J’ai toujours dénoncé la Constituante dans les conditions de flou politique et de confusion idéologique. Dès qu’on touche aux sensibilités nationales et au sentiment nationaliste, on met le feu à la véritable guerre civile. Il ne s’agit plus de réprimer une partie de la population qui « a mal voté » ou de mater une insurrection armée, mais d’engager les forces militaires dans des choix idéologiques, politiques et religieux.
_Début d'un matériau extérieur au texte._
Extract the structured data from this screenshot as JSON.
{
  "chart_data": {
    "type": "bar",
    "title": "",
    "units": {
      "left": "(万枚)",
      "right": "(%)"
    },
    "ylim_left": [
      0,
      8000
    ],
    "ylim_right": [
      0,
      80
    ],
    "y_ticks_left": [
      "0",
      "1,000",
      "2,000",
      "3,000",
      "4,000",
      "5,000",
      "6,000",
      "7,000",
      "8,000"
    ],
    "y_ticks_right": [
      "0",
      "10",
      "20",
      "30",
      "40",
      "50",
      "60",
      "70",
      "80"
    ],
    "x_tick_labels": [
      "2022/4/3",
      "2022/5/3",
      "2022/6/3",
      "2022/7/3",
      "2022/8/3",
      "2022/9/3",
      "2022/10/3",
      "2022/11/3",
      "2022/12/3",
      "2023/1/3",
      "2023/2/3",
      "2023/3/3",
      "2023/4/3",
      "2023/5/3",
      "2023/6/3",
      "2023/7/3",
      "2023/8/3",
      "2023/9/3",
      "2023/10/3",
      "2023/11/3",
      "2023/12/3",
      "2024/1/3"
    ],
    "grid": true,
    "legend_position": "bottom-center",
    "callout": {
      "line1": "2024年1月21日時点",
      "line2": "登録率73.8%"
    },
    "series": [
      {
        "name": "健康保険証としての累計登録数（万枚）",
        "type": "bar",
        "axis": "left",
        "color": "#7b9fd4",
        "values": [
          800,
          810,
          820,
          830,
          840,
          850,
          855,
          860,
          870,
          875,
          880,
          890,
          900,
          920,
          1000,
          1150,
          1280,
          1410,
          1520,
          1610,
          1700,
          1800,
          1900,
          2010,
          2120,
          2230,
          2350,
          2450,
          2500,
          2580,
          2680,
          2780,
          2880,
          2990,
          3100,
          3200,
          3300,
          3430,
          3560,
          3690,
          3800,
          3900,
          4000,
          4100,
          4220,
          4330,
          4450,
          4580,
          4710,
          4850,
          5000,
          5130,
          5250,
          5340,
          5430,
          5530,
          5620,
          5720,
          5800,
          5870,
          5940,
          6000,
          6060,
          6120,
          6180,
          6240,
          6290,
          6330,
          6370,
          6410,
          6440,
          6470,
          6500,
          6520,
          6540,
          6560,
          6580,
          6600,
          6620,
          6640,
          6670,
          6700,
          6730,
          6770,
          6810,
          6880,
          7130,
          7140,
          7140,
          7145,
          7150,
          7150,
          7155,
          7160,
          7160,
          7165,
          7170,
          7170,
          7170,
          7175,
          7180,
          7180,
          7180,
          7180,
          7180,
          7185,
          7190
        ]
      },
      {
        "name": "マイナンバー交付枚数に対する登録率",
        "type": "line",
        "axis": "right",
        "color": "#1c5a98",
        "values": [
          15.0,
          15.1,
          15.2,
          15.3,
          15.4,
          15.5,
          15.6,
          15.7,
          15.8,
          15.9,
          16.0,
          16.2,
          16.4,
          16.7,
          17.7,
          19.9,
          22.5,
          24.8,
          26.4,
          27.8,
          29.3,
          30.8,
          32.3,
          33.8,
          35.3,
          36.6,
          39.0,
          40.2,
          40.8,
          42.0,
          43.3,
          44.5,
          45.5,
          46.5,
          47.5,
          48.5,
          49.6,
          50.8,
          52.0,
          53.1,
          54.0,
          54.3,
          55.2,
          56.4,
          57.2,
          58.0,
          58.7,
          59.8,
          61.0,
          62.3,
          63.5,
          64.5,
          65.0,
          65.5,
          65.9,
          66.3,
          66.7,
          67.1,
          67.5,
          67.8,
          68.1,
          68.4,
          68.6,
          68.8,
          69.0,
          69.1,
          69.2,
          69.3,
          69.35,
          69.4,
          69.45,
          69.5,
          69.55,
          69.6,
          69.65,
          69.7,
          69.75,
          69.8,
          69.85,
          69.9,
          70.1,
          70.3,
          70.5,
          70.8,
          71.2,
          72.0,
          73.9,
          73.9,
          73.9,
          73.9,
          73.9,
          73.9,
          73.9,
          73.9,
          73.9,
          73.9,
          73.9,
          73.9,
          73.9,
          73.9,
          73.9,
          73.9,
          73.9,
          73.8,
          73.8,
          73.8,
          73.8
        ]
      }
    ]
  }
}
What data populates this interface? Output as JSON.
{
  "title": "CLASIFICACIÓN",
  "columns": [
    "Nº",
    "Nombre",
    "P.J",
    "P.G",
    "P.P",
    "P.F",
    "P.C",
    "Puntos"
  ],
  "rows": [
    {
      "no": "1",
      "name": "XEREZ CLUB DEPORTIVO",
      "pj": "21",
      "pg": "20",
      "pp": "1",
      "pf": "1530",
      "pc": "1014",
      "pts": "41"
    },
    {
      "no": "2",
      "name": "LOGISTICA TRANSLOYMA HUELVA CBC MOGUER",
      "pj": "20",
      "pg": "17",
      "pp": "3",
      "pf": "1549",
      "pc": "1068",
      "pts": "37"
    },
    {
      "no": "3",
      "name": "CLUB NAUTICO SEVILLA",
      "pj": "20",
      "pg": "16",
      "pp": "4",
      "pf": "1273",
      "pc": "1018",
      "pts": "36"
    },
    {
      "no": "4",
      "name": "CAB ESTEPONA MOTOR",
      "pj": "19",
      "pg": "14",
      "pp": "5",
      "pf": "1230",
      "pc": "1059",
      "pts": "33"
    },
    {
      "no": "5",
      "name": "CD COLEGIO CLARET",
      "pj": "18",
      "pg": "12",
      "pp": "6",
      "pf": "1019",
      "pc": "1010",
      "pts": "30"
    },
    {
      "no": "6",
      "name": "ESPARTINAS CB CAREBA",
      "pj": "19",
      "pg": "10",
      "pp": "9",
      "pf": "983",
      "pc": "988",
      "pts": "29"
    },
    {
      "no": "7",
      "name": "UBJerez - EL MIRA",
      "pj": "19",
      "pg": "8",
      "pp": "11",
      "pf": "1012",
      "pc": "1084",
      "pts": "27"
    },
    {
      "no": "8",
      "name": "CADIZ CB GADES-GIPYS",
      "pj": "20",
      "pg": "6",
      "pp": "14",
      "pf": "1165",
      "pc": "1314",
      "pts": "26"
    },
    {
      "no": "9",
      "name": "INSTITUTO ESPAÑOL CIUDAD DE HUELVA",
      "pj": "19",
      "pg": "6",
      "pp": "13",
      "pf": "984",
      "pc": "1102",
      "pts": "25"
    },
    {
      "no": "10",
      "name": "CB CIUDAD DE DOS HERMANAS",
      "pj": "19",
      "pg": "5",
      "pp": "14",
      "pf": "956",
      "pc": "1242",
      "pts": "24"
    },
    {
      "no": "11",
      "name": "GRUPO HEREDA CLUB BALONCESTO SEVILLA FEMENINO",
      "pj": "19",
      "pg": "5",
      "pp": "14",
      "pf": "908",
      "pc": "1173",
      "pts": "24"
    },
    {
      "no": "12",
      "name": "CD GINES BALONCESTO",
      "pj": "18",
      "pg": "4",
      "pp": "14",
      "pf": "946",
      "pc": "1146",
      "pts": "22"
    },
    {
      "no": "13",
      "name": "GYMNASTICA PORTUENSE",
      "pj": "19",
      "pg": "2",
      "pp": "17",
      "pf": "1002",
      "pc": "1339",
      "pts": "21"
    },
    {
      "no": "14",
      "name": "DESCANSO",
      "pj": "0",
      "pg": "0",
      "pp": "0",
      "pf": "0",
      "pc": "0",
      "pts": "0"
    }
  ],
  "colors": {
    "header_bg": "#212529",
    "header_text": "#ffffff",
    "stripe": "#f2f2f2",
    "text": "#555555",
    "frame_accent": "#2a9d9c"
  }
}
A ce niveau-là, c’est un bataillon contre un bataillon, une brigade contre une autre, une division contre une autre, une région miliaire contre une autre. Avec l’encerclement de nos frontières libyennes, sub-sahariennes, marocaines, avec 1200 km de façades maritimes, avec de la subversion idéologique, avec des populations armées et manipulées : ce n’est plus une guerre civile, mais l’apocalypse.
Que les Berbéristes anti Algérie et anti Islam prennent leur responsabilité. Les Chaouis ne marcheront jamais dans vos plans, les Kabyles ne marcheront jamais dans vos manipulations, les Touaregs ne marcheront jamais dans vos combines, les Mozabites ne se laisseront pas duper. Un groupuscule sectaire ne peut disposer de la mentalité collective et de l’histoire à sa guise. Les maitres à penser atlantistes, français ou sionistes ne vous seront d’aucun secours avant le Jugement dernier.
On se pose la question sur le pourquoi des « gens de l’Est qui commande l’armée », elle n’est pas anodine. Ces gens ne sont pas les véritables décideurs et ils ne représentent pas l’Algérie profonde. Les postes clés civils sont aux mains des Berbéristes et des « Marocains » (voir notre article sur ce sujet). Sur les 900 000 personnels de l’effectif militaire, 75% sont originaires de l’Est algérien pour des considérations historiques et sociologiques, ils feront la différence si les situations venaient à dégénérer. Sur l’effectif de l’ALN e du FLN historique, les Kabyles ont toujours été dans le feu de la bataille de l’indépendance et de grands partisans de l’unité algérienne. Da Hocine Ait Ahmed est un fils de notables « Chourafa ». Le FFS a été poussé à l’éclatement car la ligne historique du FFS est pour une Algérie plurielle, sociale et musulmane. Les plus grandes figures réformatrices musulmanes algériennes sont d’origine kabyle. Vous êtes perdant sur toute la ligne.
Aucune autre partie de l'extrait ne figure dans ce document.